The lawsuit paperwork amounts to more than 100,000 pages © KEYSTONE / ENNIO LEANZA

Some 6,000 people in Switzerland have banded together to sue German car manufacturer Volkswagen and a Swiss car dealer for damages related to the exhaust scandal. 

This content was published on December 29, 2017 minutes and agencies/sm

The Consumer Protection Organisation (SKS)External link announced on Friday that it had filed a claim on behalf of about 6,000 car owners at the Zurich Commercial Court. The owners say they suffered financial losses because the vehicles’ exhaust systems had been manipulated. 

+ Swiss prosecutors started with 600 VW complaints in 2015

SKS says the claim is justified because the cars touted as environmentally friendly were overpriced to begin with, and their resale value plummeted when potential buyers learned of the exhaust scandal. SKS estimates that the average damages would amount to 15% of the value of the cars when they were new – which would mean about CHF3,000-CHF7,000 ($3,072-$7,168) per person if they win. 

The defendants are the Volkswagen Group and the general importer AMAG. According to SKS, neither the VW Group nor AMAG was willing to negotiate with SKS regarding reimbursement of financial losses. 

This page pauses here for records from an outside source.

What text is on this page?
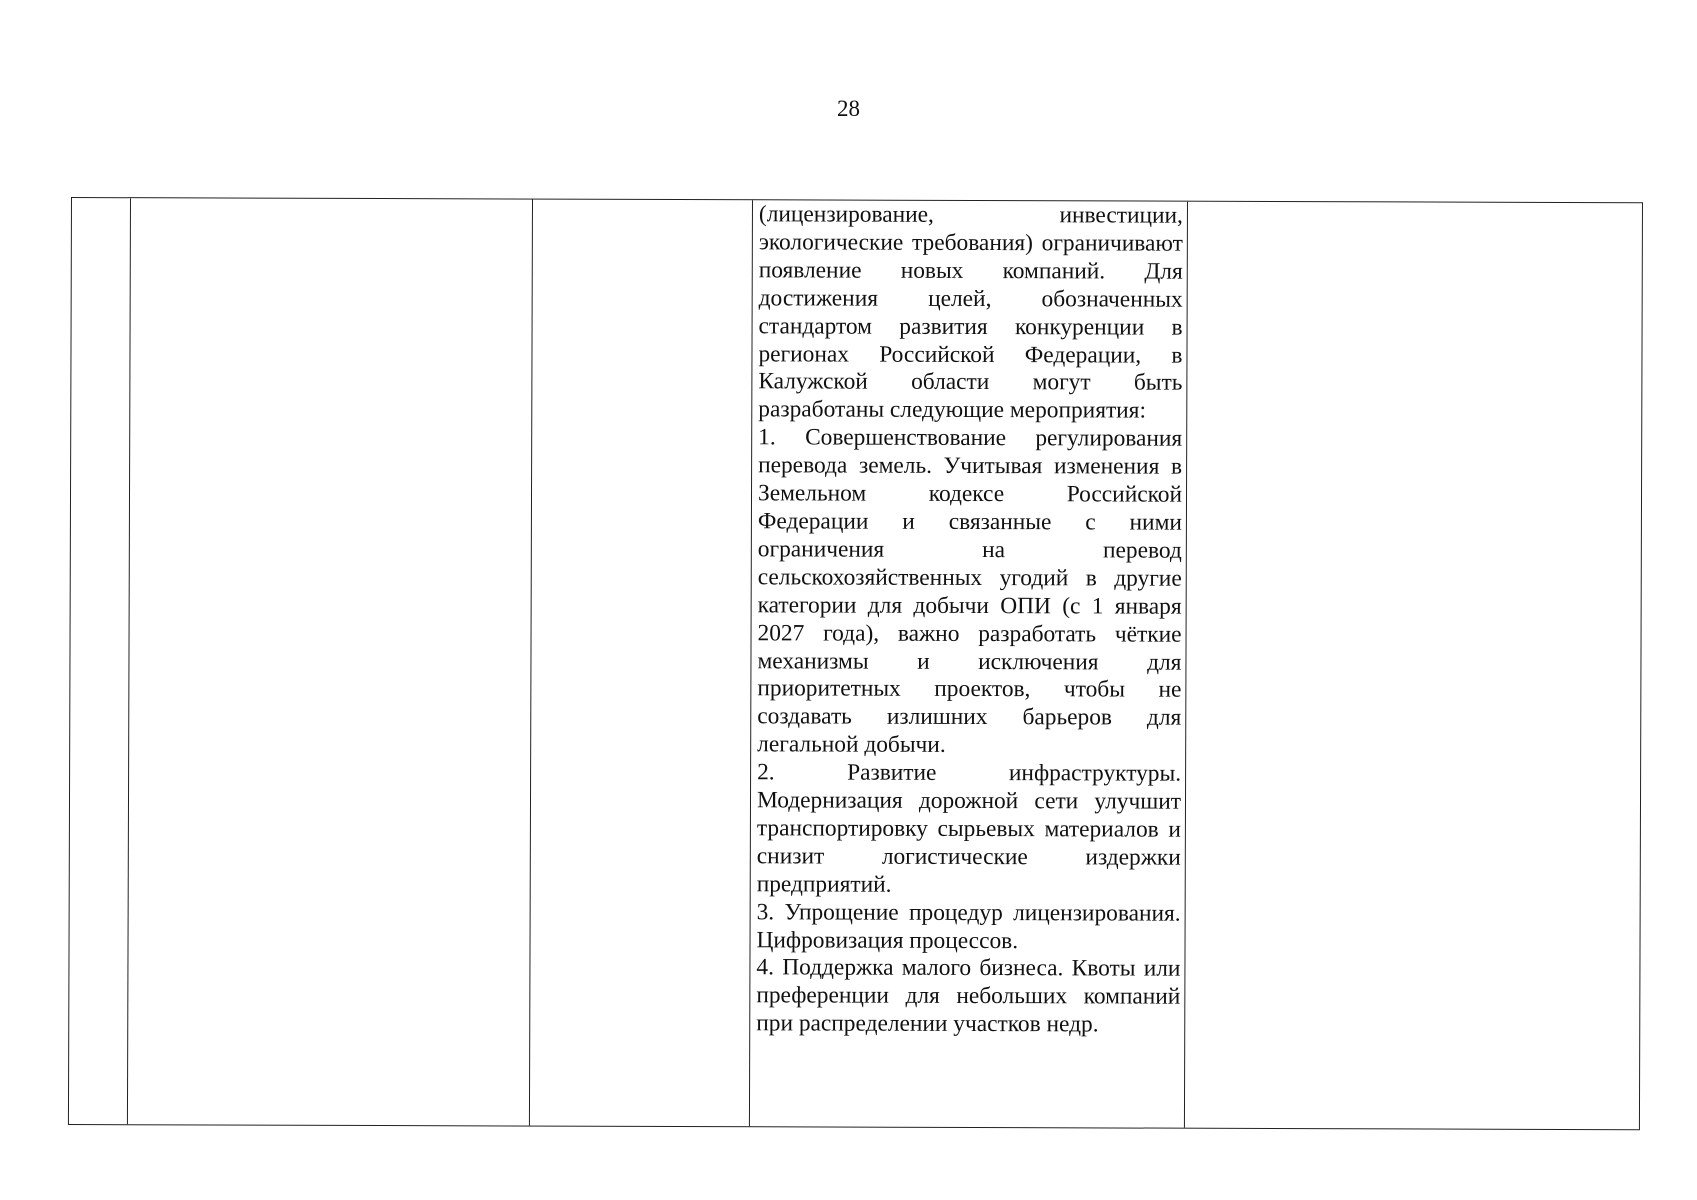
28

(лицензирование, инвестиции, экологические требования) ограничивают появление новых компаний. Для достижения целей, обозначенных стандартом развития конкуренции в регионах Российской Федерации, в Калужской области могут быть разработаны следующие мероприятия:

1. Совершенствование регулирования перевода земель. Учитывая изменения в Земельном кодексе Российской Федерации и связанные с ними ограничения на перевод сельскохозяйственных угодий в другие категории для добычи ОПИ (с 1 января 2027 года), важно разработать чёткие механизмы и исключения для приоритетных проектов, чтобы не создавать излишних барьеров для легальной добычи.

2. Развитие инфраструктуры. Модернизация дорожной сети улучшит транспортировку сырьевых материалов и снизит логистические издержки предприятий.

3. Упрощение процедур лицензирования. Цифровизация процессов.

4. Поддержка малого бизнеса. Квоты или преференции для небольших компаний при распределении участков недр.
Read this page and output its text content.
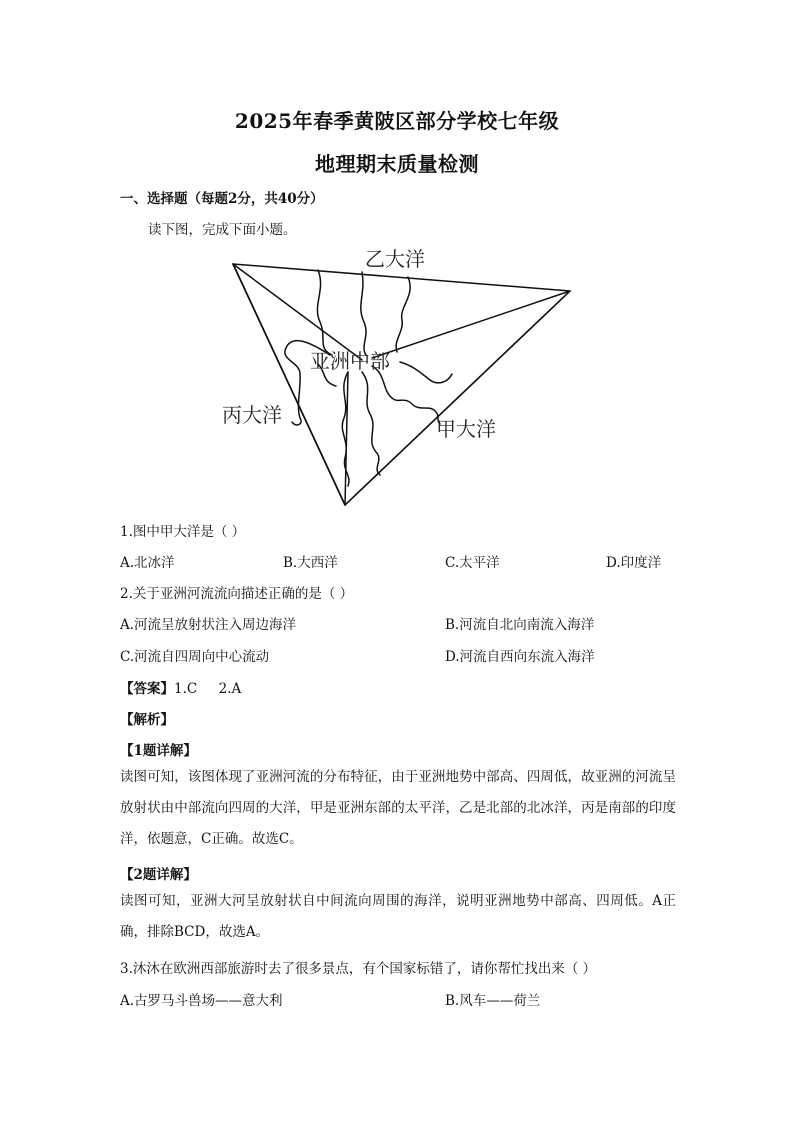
2025年春季黄陂区部分学校七年级
地理期末质量检测
一、选择题（每题2分，共40分）
读下图，完成下面小题。
乙大洋
亚洲中部
丙大洋
甲大洋
1.图中甲大洋是（ ）
A.北冰洋	B.大西洋	C.太平洋	D.印度洋
2.关于亚洲河流流向描述正确的是（ ）
A.河流呈放射状注入周边海洋	B.河流自北向南流入海洋
C.河流自四周向中心流动	D.河流自西向东流入海洋
【答案】1.C     2.A
【解析】
【1题详解】
读图可知，该图体现了亚洲河流的分布特征，由于亚洲地势中部高、四周低，故亚洲的河流呈放射状由中部流向四周的大洋，甲是亚洲东部的太平洋，乙是北部的北冰洋，丙是南部的印度洋，依题意，C正确。故选C。
【2题详解】
读图可知，亚洲大河呈放射状自中间流向周围的海洋，说明亚洲地势中部高、四周低。A正确，排除BCD，故选A。
3.沐沐在欧洲西部旅游时去了很多景点，有个国家标错了，请你帮忙找出来（ ）
A.古罗马斗兽场——意大利	B.风车——荷兰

+ Why VW drivers in French-speaking Switzerland joined a French class action suit 

This lawsuit involves clients in German-speaking Switzerland and is supported by Swiss insurance companies that told their clients to join the SKS suit in order to ensure that the legal expenses would be covered. 

“The fact that all the major Swiss insurance companies covering legal expenses are involved in helping the victims is an important sign for the corporate world. Anybody who deceives customers in Switzerland can expect serious opposition,” SKS director Sara Stalder said in a statementExternal link

In Switzerland, around 180,000 customers were affected by the exhaust gas scandal, which erupted in 2015. Worldwide, VW equipped about 11 million of its cars with software allowing it to cheat on emissions tests. Most of the affected cars in Switzerland have been converted in the meantime.